Corn: Roasted, Creamed, Simmered + More
The next time you consider serving corn as a side dish for supper, think again. Instead of the usual—corn with a little salt and butter (okay, maybe lots of butter)—how about “tastying-up” that side? Maybe a delicious blend of corn, oysters and a handful of exotic spice (better known as a little dish called “The Red Fox’s Cornmeal Oysters with Salsa and Remoulade”)? Or how about “Baked Tomatoes with Corn Custard”? Better yet, my personal favorite, “Shrimp Ceviche with Corn.”
If you need inspiration when it comes to serving corn for supper (or breakfast and lunch for that matter), be sure to check out Corn: Roasted, Creamed, Simmered + More by Olwen Woodier. With 140 luscious, imaginative, easy-to-prepare recipes using corn (including those mentioned above), this book offers something for every palate and every meal. Woodier gives us corn for breakfast, breads, soups, salads, starters and sides, main courses, snacks and sweets.
“I add corn to many dishes not only because I love its sweet flavor but also because it provides a splash of color when combined with dark green vegetables or when tossed on top of a salad or into soup,” says Woodier. “You can add a cup or so of whole kernels to practically any dish—meat, fish, or poultry—without diffusing the flavor or altering the liquid content. You will increase the nutritional quality and have more servings to go around.”
In addition to recipes, Woodier celebrates corn and all its glory with a brief chapter dedicated to the history of this important grain. Did you know that in 1950, fossilized wild corn pollen was discovered 200 feet below Mexico City and radiocarbon dating determined the pollen was 80,000 years old? This discovery confirmed that corn predated the arrival of humans in the Western Hemisphere and substantiated that corn is indeed indigenous to the North American continent.

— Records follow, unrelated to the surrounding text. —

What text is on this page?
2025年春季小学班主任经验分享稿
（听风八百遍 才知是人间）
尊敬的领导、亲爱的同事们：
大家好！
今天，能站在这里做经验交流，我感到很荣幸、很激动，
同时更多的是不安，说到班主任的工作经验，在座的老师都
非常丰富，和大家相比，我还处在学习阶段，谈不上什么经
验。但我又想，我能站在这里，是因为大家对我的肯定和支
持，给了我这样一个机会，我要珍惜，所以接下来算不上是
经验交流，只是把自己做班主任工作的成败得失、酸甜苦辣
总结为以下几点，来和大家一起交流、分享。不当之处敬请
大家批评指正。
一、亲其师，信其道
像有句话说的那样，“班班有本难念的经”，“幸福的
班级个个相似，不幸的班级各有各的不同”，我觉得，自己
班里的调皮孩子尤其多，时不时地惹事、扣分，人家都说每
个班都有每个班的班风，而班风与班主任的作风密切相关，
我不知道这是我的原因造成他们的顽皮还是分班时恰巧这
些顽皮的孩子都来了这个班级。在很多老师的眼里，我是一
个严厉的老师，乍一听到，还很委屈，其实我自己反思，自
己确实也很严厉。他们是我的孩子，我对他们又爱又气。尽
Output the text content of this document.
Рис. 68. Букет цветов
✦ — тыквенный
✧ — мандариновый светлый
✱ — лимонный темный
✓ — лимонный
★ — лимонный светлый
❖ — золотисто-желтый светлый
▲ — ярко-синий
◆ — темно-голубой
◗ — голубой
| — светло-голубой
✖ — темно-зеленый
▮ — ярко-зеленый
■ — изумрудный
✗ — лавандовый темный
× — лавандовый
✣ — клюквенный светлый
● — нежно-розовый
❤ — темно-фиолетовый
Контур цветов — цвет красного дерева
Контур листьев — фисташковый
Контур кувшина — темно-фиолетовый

The author also gives us lots of helpful hints regarding how to buy, prepare, freeze, dry and grind corn. So no matter what the weather brings, you can extend the summer season by enjoying the freshness of corn year-round by using tips from the book.
Woodier also provides detailed information regarding the various corn varieties, so depending on your region, you can learn to choose a corn that is sure to tempt your taste buds. In addition to the most common corn varieties, Woodier dedicates several pages to the subtleties of popcorn and flint or Indian corn (the decorative variety usually on full display at roadside produce stands this time of year).
As Woodier points out, besides savory flavor, corn provides high-quality nutrition. As a complex carbohydrate, corn is a low-fat energy booster that supplies protein, thiamin and fiber to the diet. Even the staunchest vegetable haters seem to go for corn (just ask any 8-year-old). So if maybe you’ve never considered corn to be an exciting food—or sole subject matter for a book—this seemingly simple sustenance is really quite complex as Woodier reminds us.
For some fabulous recipes calling for corn, along with tidbits of engaging background information regarding this hugely important staple, this cookbook is a great choice.